¿Por qué incendian las iglesias?

Antonio Capdevila, médico, botánico y matemático del siglo XVIII, fue un ilustrado valenciano del círculo de Gregorio Mayans, que durante décadas ejerció como corresponsal en España del gran médico y erudito suizo-alemán Albrecht von Haller. En una de las cartas que Capdevila intercambió con Haller, nuestro científico se lamentaba de que la Inquisición hubiese censurado la publicación de un tratadito suyo sobre los beneficios de la inoculación contra la viruela. En su epístola a Haller decía: “Esta Disertación se había de imprimir en la ciudad de Murcia. Pero un fraile muy ignorante, cargado de títulos, que era el aprobante dijo: que se había de mandar borrar Cl Albertus Hallerus Europae Medicorum facere princeps, amicus noster in perpetuum calendus.
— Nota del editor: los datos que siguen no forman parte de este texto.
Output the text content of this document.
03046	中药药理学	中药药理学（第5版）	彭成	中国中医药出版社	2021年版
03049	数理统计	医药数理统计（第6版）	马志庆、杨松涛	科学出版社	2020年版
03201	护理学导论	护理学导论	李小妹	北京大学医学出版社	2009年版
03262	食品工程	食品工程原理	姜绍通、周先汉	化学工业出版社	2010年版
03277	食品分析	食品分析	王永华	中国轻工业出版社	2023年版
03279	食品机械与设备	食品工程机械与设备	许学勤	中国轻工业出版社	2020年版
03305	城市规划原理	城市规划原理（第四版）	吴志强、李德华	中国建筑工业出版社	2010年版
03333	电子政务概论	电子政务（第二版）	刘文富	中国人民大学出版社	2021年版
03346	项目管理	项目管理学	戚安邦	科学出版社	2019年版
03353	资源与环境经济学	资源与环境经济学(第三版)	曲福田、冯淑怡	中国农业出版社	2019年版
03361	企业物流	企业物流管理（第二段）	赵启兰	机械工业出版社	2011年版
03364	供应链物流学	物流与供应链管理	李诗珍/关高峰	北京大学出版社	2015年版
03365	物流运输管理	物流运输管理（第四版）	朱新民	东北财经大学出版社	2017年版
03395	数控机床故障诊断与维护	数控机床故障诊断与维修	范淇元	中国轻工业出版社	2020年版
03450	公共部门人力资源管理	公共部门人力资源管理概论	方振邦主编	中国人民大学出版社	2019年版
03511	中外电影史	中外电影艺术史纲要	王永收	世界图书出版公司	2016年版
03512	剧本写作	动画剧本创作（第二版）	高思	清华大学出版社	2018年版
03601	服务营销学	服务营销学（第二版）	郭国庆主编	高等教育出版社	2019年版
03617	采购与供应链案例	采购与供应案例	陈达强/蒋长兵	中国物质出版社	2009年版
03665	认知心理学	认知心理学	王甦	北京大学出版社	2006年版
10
El juez eclesiástico, también muy ignorante y bárbaro dijo: que obra escrita por autor español que entendiese el griego, inglés, francés, e italiano, de ninguna manera se podía dejar imprimir, y no quiso devolverme el original. Usted se reirá de este pasaje. El estar los españoles menos ignorantes, sojuzgados de gente ignorante y bárbara, es una de las causas del atraso de las buenas letras en esta monarquía.” Me han venido a la memoria estas palabras de Capdevila, escritas hace doscientos años, en pleno Siglo de las Luces, al advertir que, una vez más, significados jerarcas de esa poderosa corporación mundial que es la iglesia católica siguen interviniendo activamente en la política española, irrumpiendo en plena campaña electoral, como antaño cuando la jerarquía eclesiástica era parte sustancial del régimen franquista.

El incendiario discurso contra la modernidad que algunos de estos jerarcas reiteran desde el púlpito es expresión de un anacronismo histórico fosilizado que les lleva incluso a negar los derechos civiles reconocidos en la Constitución. Tan antiguo es su modo de pensar, que en su ideología los ciudadanos son tenidos por “siervos del señor”, y digo “señor” tanto en el sentido del régimen señorial, como en su acepción religiosa. No puede entenderse de otro modo la soflama antisistema llamando a desobedecer la constitución española que en su título I sobre derechos y deberes fundamentales, niega cualquier discriminación por razón de nacimiento, raza, sexo, religión, opinión o cualquier otra condición o circunstancia personal o social. ¿Cómo calificar que desde el púlpito se aliente la desobediencia contra la legalidad democrática? ¿Qué futuro nos ofrece ese desprecio misógino a la dignidad de las mujeres, tan arraigado en la curia paulista? ¿O la obsesiva negación agustiniana de la sexualidad y los placeres?

Irrumpir desde el púlpito con un discurso pre-moderno y anti-ilustrado, patriarcal y antidemocrático hace un flaco favor a tan poderosa institución y resulta especialmente humillante para la comunidad de cristianos que vive en este mundo y actúa de acuerdo con unos valores bien distintos. Sólo falta que la curia arremeta de nuevo contra el darwinismo y la ciencia atea, para completar el esperpento retrógrado.

Los que utilizan a dios y la justicia divina como instrumento de dominio y subordinación deberían recordar el “no tomarás el nombre de dios en vano” y entender la separación irreversible entre dios y patria. No sé si un día tendrán que dar cuenta ante la justicia divina, pero con toda seguridad tendrán que darla ante la justicia humana. Quienes se obstinan en negar el sencillo precepto del “vive y deja vivir” hay que recordarles que aquí abajo, en esta tierra de dolores y placeres los imperfectos humanos seguimos a Montesquieu y nos regimos por leyes humanas que nos defienden y nos comprometen a todos. También a los jerarcas de la curia. Y cuando las leyes se vulneran no basta con la confesión, la disculpa o el arrepentimiento, sino que la justicia dicta sentencia. Hay que tener cuidado con los límites y las consecuencias de situarse fuera de la leyes humanas. Así de ingratos con dios somos los humanos, monseñor.